NEW YORK! NEW YORK!
I just got back from visiting Manhattan, seeing two shows I've longed to see for what seems like ages. One was 'Wicked,' the beautiful musical mounted on Gregory McGuire's story of 'The Wicked Witch of the West.'
One was 'Jersey Boys.' Aside from being terrific and funny and beautifully acted, it astounded me all over again at just what set designers can do with a little scaffolding, some lights, a table (the same table, used as a kitchen table, a Mob boss' negotiation site and a nightclub settee) and a couple of different '60s styles suits.
When I was about the age my daughter is now, ten, I discovered the radio. And at that time, Frankie Valli and The Four Seasons were still phenomenally popular. The Beatles had yet to arrive on our shores; and so I did my fifth-grade homework listening to 'Sherry' and ' Walk Like A Man.' Hearing John Lloyd Young sing those songs -- not in a falsetto, as Frankie Valli did, but in what amounts to a gorgeous counter-tenor voice -- brought me back to the glass-topped kitchen table, where the old pink Bakelite radio played.
AM was FM then. FM radio featured long-winded (to us) talk and long-hair music.
The radio stations "to hear" in Chicago were WCFL (the call letteres meant 'Chicago Federation of Labor') and WLS ('World's Largest Store,' at that time, Sears). Kids listened to WLS as far away as Thunder Bay, Ontario.

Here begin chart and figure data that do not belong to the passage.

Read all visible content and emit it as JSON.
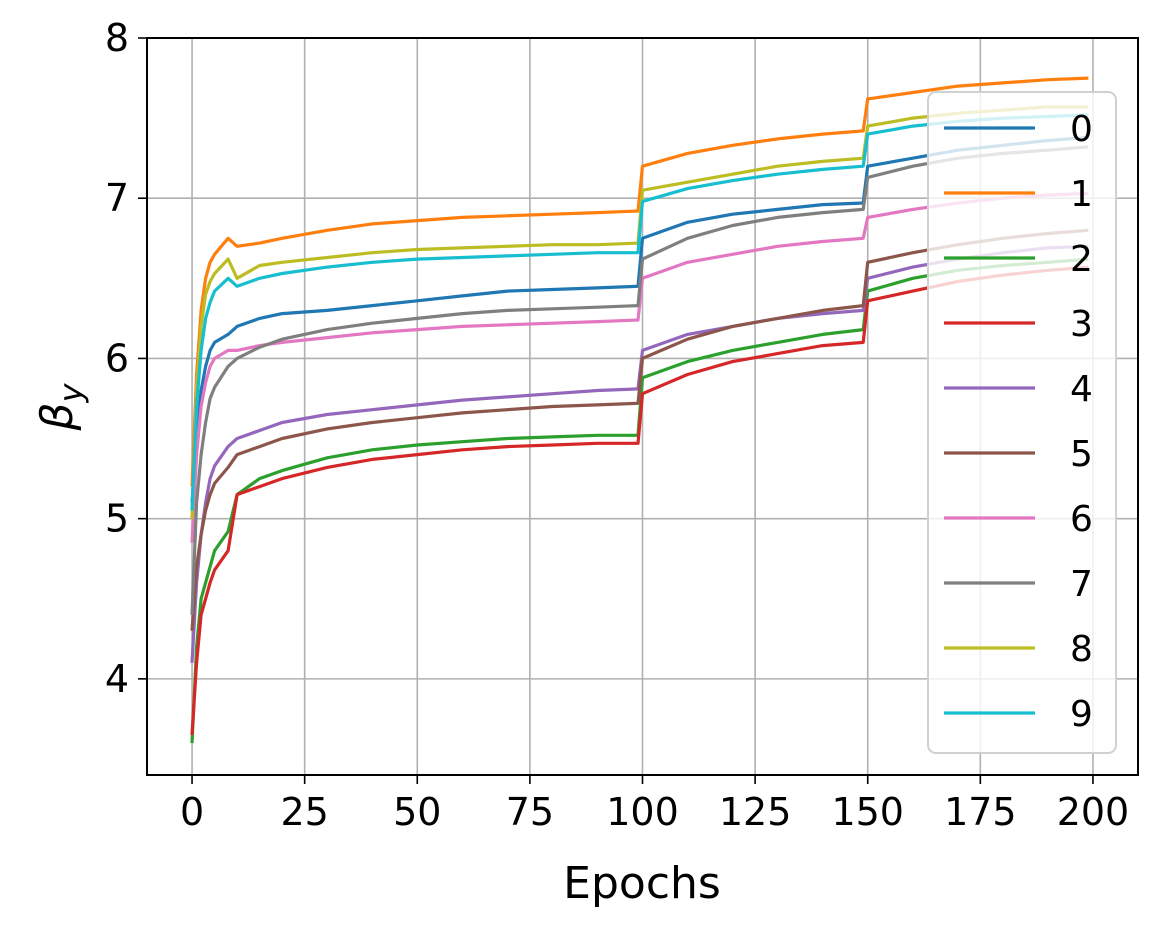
{
  "chart_data": {
    "type": "line",
    "title": "",
    "xlabel": "Epochs",
    "ylabel_base": "β",
    "ylabel_sub": "y",
    "xlim": [
      -10,
      210
    ],
    "ylim": [
      3.4,
      8.0
    ],
    "xticks": [
      0,
      25,
      50,
      75,
      100,
      125,
      150,
      175,
      200
    ],
    "xtick_labels": [
      "0",
      "25",
      "50",
      "75",
      "100",
      "125",
      "150",
      "175",
      "200"
    ],
    "yticks": [
      4,
      5,
      6,
      7,
      8
    ],
    "ytick_labels": [
      "4",
      "5",
      "6",
      "7",
      "8"
    ],
    "grid": true,
    "legend_position": "right",
    "epochs": [
      0,
      1,
      2,
      3,
      4,
      5,
      8,
      10,
      15,
      20,
      30,
      40,
      50,
      60,
      70,
      80,
      90,
      99,
      100,
      110,
      120,
      130,
      140,
      149,
      150,
      160,
      170,
      180,
      190,
      199
    ],
    "series": [
      {
        "name": "0",
        "color": "#1f77b4",
        "values": [
          5.1,
          5.5,
          5.8,
          5.95,
          6.05,
          6.1,
          6.15,
          6.2,
          6.25,
          6.28,
          6.3,
          6.33,
          6.36,
          6.39,
          6.42,
          6.43,
          6.44,
          6.45,
          6.75,
          6.85,
          6.9,
          6.93,
          6.96,
          6.97,
          7.2,
          7.25,
          7.3,
          7.33,
          7.36,
          7.38
        ]
      },
      {
        "name": "1",
        "color": "#ff7f0e",
        "values": [
          5.2,
          5.9,
          6.3,
          6.5,
          6.6,
          6.65,
          6.75,
          6.7,
          6.72,
          6.75,
          6.8,
          6.84,
          6.86,
          6.88,
          6.89,
          6.9,
          6.91,
          6.92,
          7.2,
          7.28,
          7.33,
          7.37,
          7.4,
          7.42,
          7.62,
          7.66,
          7.7,
          7.72,
          7.74,
          7.75
        ]
      },
      {
        "name": "2",
        "color": "#2ca02c",
        "values": [
          3.6,
          4.2,
          4.5,
          4.6,
          4.7,
          4.8,
          4.92,
          5.15,
          5.25,
          5.3,
          5.38,
          5.43,
          5.46,
          5.48,
          5.5,
          5.51,
          5.52,
          5.52,
          5.88,
          5.98,
          6.05,
          6.1,
          6.15,
          6.18,
          6.42,
          6.5,
          6.55,
          6.58,
          6.6,
          6.62
        ]
      },
      {
        "name": "3",
        "color": "#d62728",
        "values": [
          3.65,
          4.1,
          4.4,
          4.5,
          4.6,
          4.68,
          4.8,
          5.15,
          5.2,
          5.25,
          5.32,
          5.37,
          5.4,
          5.43,
          5.45,
          5.46,
          5.47,
          5.47,
          5.78,
          5.9,
          5.98,
          6.03,
          6.08,
          6.1,
          6.36,
          6.42,
          6.48,
          6.52,
          6.55,
          6.57
        ]
      },
      {
        "name": "4",
        "color": "#9467bd",
        "values": [
          4.1,
          4.6,
          4.9,
          5.1,
          5.25,
          5.33,
          5.45,
          5.5,
          5.55,
          5.6,
          5.65,
          5.68,
          5.71,
          5.74,
          5.76,
          5.78,
          5.8,
          5.81,
          6.05,
          6.15,
          6.2,
          6.25,
          6.28,
          6.3,
          6.5,
          6.57,
          6.62,
          6.66,
          6.69,
          6.7
        ]
      },
      {
        "name": "5",
        "color": "#8c564b",
        "values": [
          4.3,
          4.7,
          4.9,
          5.05,
          5.15,
          5.22,
          5.32,
          5.4,
          5.45,
          5.5,
          5.56,
          5.6,
          5.63,
          5.66,
          5.68,
          5.7,
          5.71,
          5.72,
          6.0,
          6.12,
          6.2,
          6.25,
          6.3,
          6.33,
          6.6,
          6.66,
          6.71,
          6.75,
          6.78,
          6.8
        ]
      },
      {
        "name": "6",
        "color": "#e377c2",
        "values": [
          4.85,
          5.4,
          5.7,
          5.85,
          5.95,
          6.0,
          6.05,
          6.05,
          6.08,
          6.1,
          6.13,
          6.16,
          6.18,
          6.2,
          6.21,
          6.22,
          6.23,
          6.24,
          6.5,
          6.6,
          6.65,
          6.7,
          6.73,
          6.75,
          6.88,
          6.93,
          6.97,
          7.0,
          7.02,
          7.03
        ]
      },
      {
        "name": "7",
        "color": "#7f7f7f",
        "values": [
          4.4,
          5.1,
          5.4,
          5.6,
          5.75,
          5.82,
          5.95,
          6.0,
          6.07,
          6.12,
          6.18,
          6.22,
          6.25,
          6.28,
          6.3,
          6.31,
          6.32,
          6.33,
          6.62,
          6.75,
          6.83,
          6.88,
          6.91,
          6.93,
          7.13,
          7.2,
          7.25,
          7.28,
          7.3,
          7.32
        ]
      },
      {
        "name": "8",
        "color": "#bcbd22",
        "values": [
          5.0,
          5.8,
          6.2,
          6.4,
          6.48,
          6.53,
          6.62,
          6.5,
          6.58,
          6.6,
          6.63,
          6.66,
          6.68,
          6.69,
          6.7,
          6.71,
          6.71,
          6.72,
          7.05,
          7.1,
          7.15,
          7.2,
          7.23,
          7.25,
          7.45,
          7.5,
          7.53,
          7.55,
          7.57,
          7.57
        ]
      },
      {
        "name": "9",
        "color": "#17becf",
        "values": [
          5.05,
          5.7,
          6.05,
          6.25,
          6.35,
          6.42,
          6.5,
          6.45,
          6.5,
          6.53,
          6.57,
          6.6,
          6.62,
          6.63,
          6.64,
          6.65,
          6.66,
          6.66,
          6.98,
          7.06,
          7.11,
          7.15,
          7.18,
          7.2,
          7.4,
          7.45,
          7.48,
          7.5,
          7.51,
          7.52
        ]
      }
    ]
  }
}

When I was older, a high school junior going on dates in the '70s with all my friends, we had signals. Two fingers held up to the person in the next car meant, "Switch to CFL." Three meant that the good song was on WLS. And the good song often was 'Big Girls Don't Cry' or 'Rag Doll.'
My son and his girlfriend now listen to The Four Seasons. They're astonished that I know all the words. But I don't have to read very far to touch those summer nights on the west side of Chicago when my boyrfriend came over dressed in gray dress pants and a Ban-Lon shirt, much prettier than I would ever be -- driving his grandfather's green El Dorado -- the radio on full blast.
I don't know that I live very much in the past; but sometimes it seems that we don't really ever get much older than sixteen in our hearts and souls and the beat that forces us to get up and dance.
Not all the people in the audience at 'Jersey Boys' were pushing 50. But Suzie Orman, the financial writer, was behind me, on her feet and dancing, and so were two girls in the row in front, who couldn't have been more than twelve.
Some music lasts forever. And this music, with its impeccable beat and stylish harmonics, is just this side of a Country-Western song for sheer raw yearning.
And I guess that', if anything, is what I miss most about being young. Yearning has an electricity that dims as we get older. Perhaps there's less, if we're lucky, to yearn for. Perhaps we lost the knack among our many exigencies.
But that night in the audience, I remembered the sight and sound and feel of it. And it amazed me with its power.